'We would have joined them if they wanted to develop the college, but their motive is political.'
On March 31, India lost the T20 World Cup semi-final against the West Indies. Thereafter, clashes broke out at the National Institute of Technology in Srinagar.
When Kashmiri students at the NIT celebrated India's loss, non-Kashmiri students objected and a ruckus ensued.
The next day non-Kashmiri students, bearing the Tricolour, staged a protest march. Classes were suspended. On April, 4, classes resumed, but the non-Kashmiri students did not attend.
On April, 5, non-Kashmiri students tried to leave the campus to speak to the media. They clashed with the police. The Union human resources development ministry rushed a team to visit the NIT campus and talk to the students. The team noted the students' demands and said they would take a decision after they returned to Delhi.
Ganesh spoke on Friday to a Kashmiri student about events on the NIT campus this past week. Like the non-Kashmiri student, this student too spoke on the condition that he would not be identified by name for this report.
I am a day scholar student, so I was not on campus on the night of March 31. But I heard what happened from other students.
There was a small fight after India lost the T20 match. There was a small celebration by the local students. The non-local students objected and so there was a fight.
It was a small fight, but now it has become a big issue because of politics.
There is no academic harassment here.

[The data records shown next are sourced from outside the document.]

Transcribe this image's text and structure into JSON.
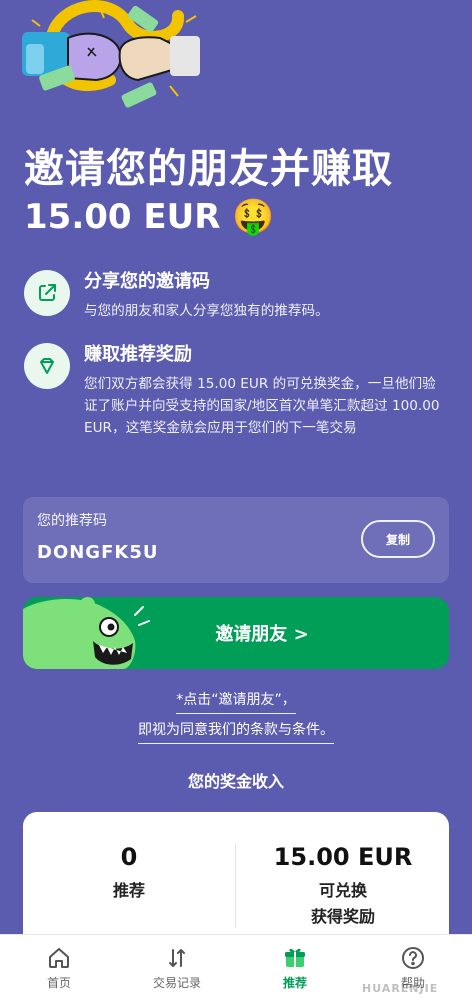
{
  "hero": {
    "title": "邀请您的朋友并赚取",
    "amount": "15.00 EUR",
    "emoji": "🤑"
  },
  "features": [
    {
      "icon": "share-icon",
      "title": "分享您的邀请码",
      "desc": "与您的朋友和家人分享您独有的推荐码。"
    },
    {
      "icon": "diamond-icon",
      "title": "赚取推荐奖励",
      "desc": "您们双方都会获得 15.00 EUR 的可兑换奖金，一旦他们验证了账户并向受支持的国家/地区首次单笔汇款超过 100.00 EUR，这笔奖金就会应用于您们的下一笔交易"
    }
  ],
  "referral": {
    "label": "您的推荐码",
    "code": "DONGFK5U",
    "copy_label": "复制"
  },
  "invite": {
    "label": "邀请朋友 >"
  },
  "terms": {
    "line1": "*点击“邀请朋友”，",
    "line2": "即视为同意我们的条款与条件。"
  },
  "earnings": {
    "title": "您的奖金收入",
    "left_value": "0",
    "left_label": "推荐",
    "right_value": "15.00 EUR",
    "right_label_line1": "可兑换",
    "right_label_line2": "获得奖励"
  },
  "nav": [
    {
      "label": "首页",
      "icon": "home-icon"
    },
    {
      "label": "交易记录",
      "icon": "transactions-icon"
    },
    {
      "label": "推荐",
      "icon": "gift-icon",
      "active": true
    },
    {
      "label": "帮助",
      "icon": "help-icon"
    }
  ],
  "watermark": {
    "text": "HUARENJIE"
  },
  "colors": {
    "background": "#5b5bb0",
    "accent_green": "#009e57",
    "card_white": "#ffffff"
  }
}
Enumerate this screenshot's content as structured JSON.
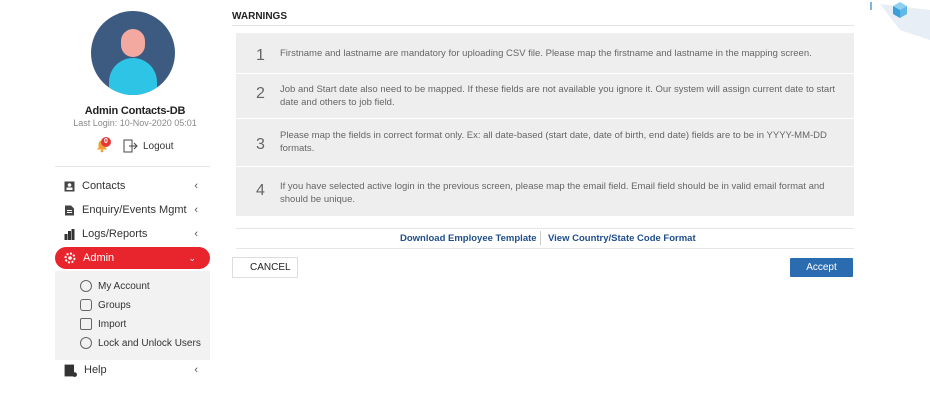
{
  "user": {
    "name": "Admin Contacts-DB",
    "last_login": "Last Login: 10-Nov-2020 05:01",
    "notification_count": "0",
    "logout_label": "Logout"
  },
  "nav": {
    "contacts": "Contacts",
    "enquiry": "Enquiry/Events Mgmt",
    "logs": "Logs/Reports",
    "admin": "Admin",
    "help": "Help",
    "chevron_left": "‹",
    "chevron_down": "⌄"
  },
  "admin_submenu": [
    "My Account",
    "Groups",
    "Import",
    "Lock and Unlock Users"
  ],
  "warnings": {
    "title": "WARNINGS",
    "items": [
      {
        "num": "1",
        "text": "Firstname and lastname are mandatory for uploading CSV file. Please map the firstname and lastname in the mapping screen."
      },
      {
        "num": "2",
        "text": "Job and Start date also need to be mapped. If these fields are not available you ignore it. Our system will assign current date to start date and others to job field."
      },
      {
        "num": "3",
        "text": "Please map the fields in correct format only. Ex: all date-based (start date, date of birth, end date) fields are to be in YYYY-MM-DD formats."
      },
      {
        "num": "4",
        "text": "If you have selected active login in the previous screen, please map the email field. Email field should be in valid email format and should be unique."
      }
    ]
  },
  "links": {
    "download_template": "Download Employee Template",
    "view_codes": "View Country/State Code Format"
  },
  "buttons": {
    "cancel": "CANCEL",
    "accept": "Accept"
  },
  "colors": {
    "active_nav": "#e8242c",
    "accept": "#2b6cb0",
    "link": "#1e4e8c",
    "warning_bg": "#eeeeee"
  }
}
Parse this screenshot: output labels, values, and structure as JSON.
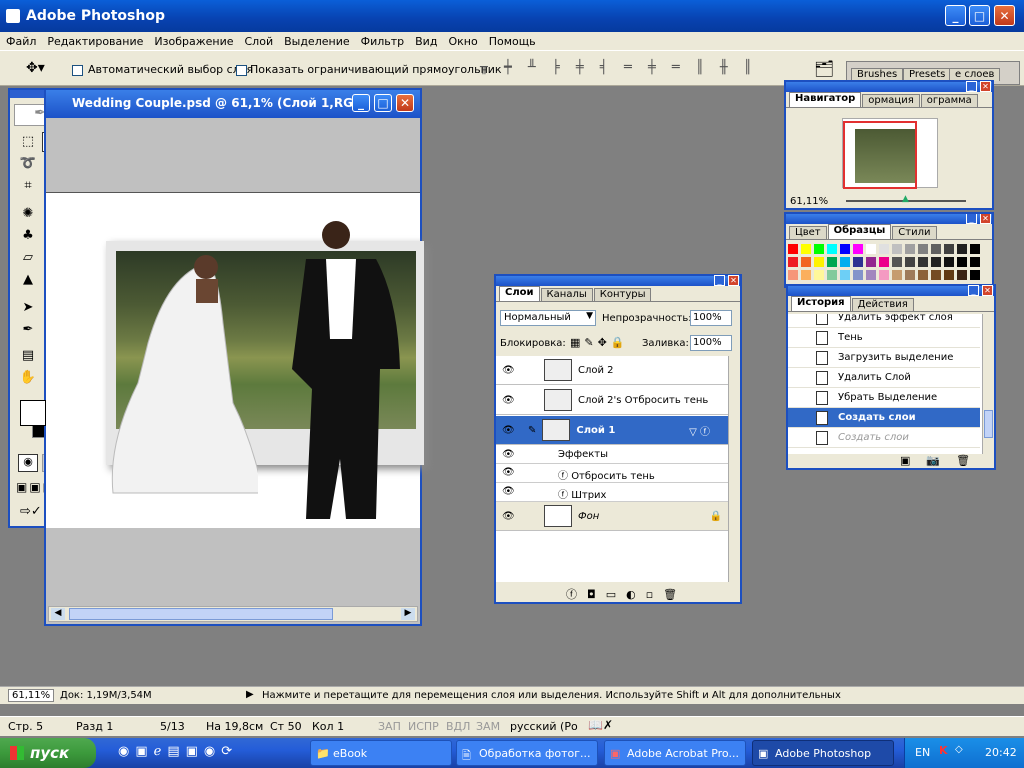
{
  "app": {
    "title": "Adobe Photoshop"
  },
  "menu": [
    "Файл",
    "Редактирование",
    "Изображение",
    "Слой",
    "Выделение",
    "Фильтр",
    "Вид",
    "Окно",
    "Помощь"
  ],
  "options": {
    "auto_select": "Автоматический выбор слоя",
    "show_bounds": "Показать ограничивающий прямоугольник"
  },
  "palette_well": {
    "tabs": [
      "Brushes",
      "Presets",
      "е слоев"
    ]
  },
  "document": {
    "title": "Wedding Couple.psd @ 61,1% (Слой 1,RG..."
  },
  "navigator": {
    "tabs": [
      "Навигатор",
      "ормация",
      "ограмма"
    ],
    "zoom": "61,11%"
  },
  "swatches": {
    "tabs": [
      "Цвет",
      "Образцы",
      "Стили"
    ]
  },
  "history": {
    "tabs": [
      "История",
      "Действия"
    ],
    "items": [
      "Удалить эффект слоя",
      "Тень",
      "Загрузить выделение",
      "Удалить Слой",
      "Убрать Выделение",
      "Создать слои",
      "Создать слои"
    ],
    "active_index": 5
  },
  "layers": {
    "tabs": [
      "Слои",
      "Каналы",
      "Контуры"
    ],
    "blend_mode": "Нормальный",
    "opacity_label": "Непрозрачность:",
    "opacity": "100%",
    "lock_label": "Блокировка:",
    "fill_label": "Заливка:",
    "fill": "100%",
    "rows": [
      "Слой 2",
      "Слой 2's Отбросить тень",
      "Слой 1"
    ],
    "effects_label": "Эффекты",
    "effects": [
      "Отбросить тень",
      "Штрих"
    ],
    "background": "Фон"
  },
  "status": {
    "zoom": "61,11%",
    "doc": "Док: 1,19M/3,54M",
    "hint": "Нажмите и перетащите для перемещения слоя или выделения. Используйте Shift и Alt для дополнительных"
  },
  "word_status": {
    "page": "Стр. 5",
    "section": "Разд 1",
    "pages": "5/13",
    "at": "На 19,8см",
    "line": "Ст 50",
    "col": "Кол 1",
    "flags": [
      "ЗАП",
      "ИСПР",
      "ВДЛ",
      "ЗАМ"
    ],
    "lang": "русский (Ро"
  },
  "taskbar": {
    "start": "пуск",
    "items": [
      "eBook",
      "Обработка фотог...",
      "Adobe Acrobat Pro...",
      "Adobe Photoshop"
    ],
    "lang": "EN",
    "clock": "20:42"
  },
  "colors": {
    "xp_blue": "#0842b0",
    "start_green": "#3c9a3c",
    "highlight": "#3169c6"
  }
}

Most of the toppers in every class are from outside.
On April, 1, I came to college in the morning. There were normal classes in the morning. When we came back from namaaz, non-local students were shouting about what happened the previous night. Local students also started shouting. The situation worsened.
The police were called. They brought the situation under control. Then the non-local students brought the National Flag and started shouting slogans.
Both sides started throwing stones at each other.
The police released tear gas. All the students ran away. The situation was brought under control.
The students went back to the hostel. Notice was given to vacate the college and classes were suspended.
The police spoke to the students in the hostel. They agreed that there would be no violence. Saturday and Sunday were holidays.
On April, 4, the non-local students told us they were fighting the NIT administration and not the local students. The non-locals students are being manipulated by outsiders.
We would have joined them if they wanted to develop the college, but their motive is political.
They want to shift the college. They want 50% of the faculty from outside. So we did not join the protest.
We attended classes. We continue to attend classes. They (the non-local students) are sitting outside and shouting slogans.
On April, 5, my classes got over at 4 pm. I did not see what happened after that. I heard from other students that the non-local students tried to march out of the college. The police stopped them.
The police told them they could go out in small groups, and not the entire lot at one time. They did not listen.
The police lathi-charged them. Then they went back to their hostel. Some students were injured.
On April, 6, a team from the HRD ministry in Delhi visited our campus. They spoke to the students. The non-local students have given them a list of demands. These demands cannot be fulfilled. They are asking for the faculty to be changed. They want the college to be shifted.
They are being exploited by outsiders. They are being made scapegoats. We have no grudges against them. We want them to attend classes and resume their education.